Indirekte Verwertung unverwertbarer Beweismittel?
Wird das Ergebnis einer nicht verwertbaren Einvernahme nicht aus den Akten gewiesen, kann sich die beschuldigte Person nur beschränkt dagegen wehren. Weil das Bundesgericht (in der Regel) nicht auf entsprechende Beschwerden eintritt, sehen sich auch die Vorinstanzen (in der Regel) nicht veranlasst, dem Sachrichter unverwertbare Beweismittel vorzuenthalten.
Die Lösung des Bundesgerichts (BGer 1B_30/2015 vom 11.05.2015):
Produziert somit die Staatsanwaltschaft einen unverwertbaren Belastungsbeweis, etwa indem sie einen erkennbar notwendig zu verteidigenden Beschuldigten unter Verletzung der Art. 130 f. StPO ohne Rechtsbeistand einvernehmen lässt, so kann dies der Beschuldigte dem Strafrichter zu Beginn der Hauptverhandlung vorbringen. Es droht ihm damit in der Regel kein nicht wieder gutzumachender Nachteil, wenn er den entsprechenden Beweisbeschluss der Staatsanwaltschaft nicht bereits vor dem Erlass des erstinstanzlichen Strafurteils vom Bundesgericht überprüfen lassen kann (Urteil des Bundesgerichts 1B_347/2014 vom 13. Januar 2015 E. 1) [E. 2.2.1].
Taktisch erscheint diese Lösung eher schwierig. Den Richter zu Beginn auf nicht verwertbare Beweismittel aufmerksam zu machen, wird nicht ohne Ankereffekt bleiben. Damit werden unverwertbare Beweismittel indirekt wohl doch oder erst recht verwertet.
Damit kein Widerspruch zur bisherigen Rechtsprechung entsteht, schiebt das Bundesgericht die Ausnahme nach:
Dies kann ausnahmsweise anders sein, namentlich wenn bestimmte Umstände eine besonders belastende, schwierige Beweiswürdigung erwarten lassen. Dies war etwa im Urteil 1B_445/2013 vom 14. Februar 2014 der Fall. Dabei ging es um die naturgemäss heikle Würdigung der Aussagen eines rund 4 ½ Jahre alten Kleinkindes zu sexuellen Übergriffen.

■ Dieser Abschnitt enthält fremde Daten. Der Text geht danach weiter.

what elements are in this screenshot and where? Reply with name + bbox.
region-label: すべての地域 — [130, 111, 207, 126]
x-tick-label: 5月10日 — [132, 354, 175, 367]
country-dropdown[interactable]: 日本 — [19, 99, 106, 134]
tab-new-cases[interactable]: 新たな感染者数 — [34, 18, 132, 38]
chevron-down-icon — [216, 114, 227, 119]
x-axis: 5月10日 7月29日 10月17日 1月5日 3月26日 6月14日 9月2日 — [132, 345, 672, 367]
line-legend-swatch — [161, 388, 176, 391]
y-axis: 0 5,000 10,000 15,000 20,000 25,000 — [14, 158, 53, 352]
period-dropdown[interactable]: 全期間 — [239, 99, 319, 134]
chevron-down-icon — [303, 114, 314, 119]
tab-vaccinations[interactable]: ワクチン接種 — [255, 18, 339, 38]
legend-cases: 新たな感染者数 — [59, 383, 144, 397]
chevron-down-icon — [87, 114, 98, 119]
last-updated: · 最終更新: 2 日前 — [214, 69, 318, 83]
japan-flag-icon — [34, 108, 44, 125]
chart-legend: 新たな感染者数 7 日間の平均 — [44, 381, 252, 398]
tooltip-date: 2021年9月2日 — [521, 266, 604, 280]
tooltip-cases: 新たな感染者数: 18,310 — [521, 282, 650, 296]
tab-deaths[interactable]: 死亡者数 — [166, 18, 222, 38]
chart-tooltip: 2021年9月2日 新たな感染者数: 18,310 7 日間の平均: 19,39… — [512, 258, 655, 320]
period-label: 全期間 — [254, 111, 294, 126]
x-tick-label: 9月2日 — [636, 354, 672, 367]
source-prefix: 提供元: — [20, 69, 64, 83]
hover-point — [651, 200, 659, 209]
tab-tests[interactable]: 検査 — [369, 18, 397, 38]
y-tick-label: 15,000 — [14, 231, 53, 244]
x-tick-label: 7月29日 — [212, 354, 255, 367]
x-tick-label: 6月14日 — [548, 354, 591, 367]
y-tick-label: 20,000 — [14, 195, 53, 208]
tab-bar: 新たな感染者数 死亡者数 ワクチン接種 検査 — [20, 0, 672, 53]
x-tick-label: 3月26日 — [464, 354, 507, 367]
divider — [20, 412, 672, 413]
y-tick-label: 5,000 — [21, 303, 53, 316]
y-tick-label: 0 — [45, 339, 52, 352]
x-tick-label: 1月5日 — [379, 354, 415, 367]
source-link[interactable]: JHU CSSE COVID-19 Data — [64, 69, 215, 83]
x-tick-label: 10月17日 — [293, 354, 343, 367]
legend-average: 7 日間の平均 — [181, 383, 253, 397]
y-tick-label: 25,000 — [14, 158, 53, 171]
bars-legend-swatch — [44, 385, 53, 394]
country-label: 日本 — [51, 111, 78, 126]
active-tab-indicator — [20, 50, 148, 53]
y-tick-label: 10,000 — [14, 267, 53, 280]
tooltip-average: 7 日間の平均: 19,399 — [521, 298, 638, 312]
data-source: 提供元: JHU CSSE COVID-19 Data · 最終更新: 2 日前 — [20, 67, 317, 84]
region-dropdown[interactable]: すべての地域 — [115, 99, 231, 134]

Das Bundesgericht ist davon ausgegangen, dass es in dieser Konstellation auch einem erfahrenen Strafrichter schwer fallen würde, die im umstrittenen Protokoll enthaltenen Zugeständnisse und Selbstbelastungen des beschuldigten Vaters bei der Beweiswürdigung auszublenden, weshalb diesem ein nicht wieder gutzumachender Nachteil drohen könnte, wenn es in den Strafakten bliebe.
Der Entscheid ist theoretisch nachvollziehbar, praktisch aber mit Art. 141 Abs. 5 StPO schwer zu vereinbaren.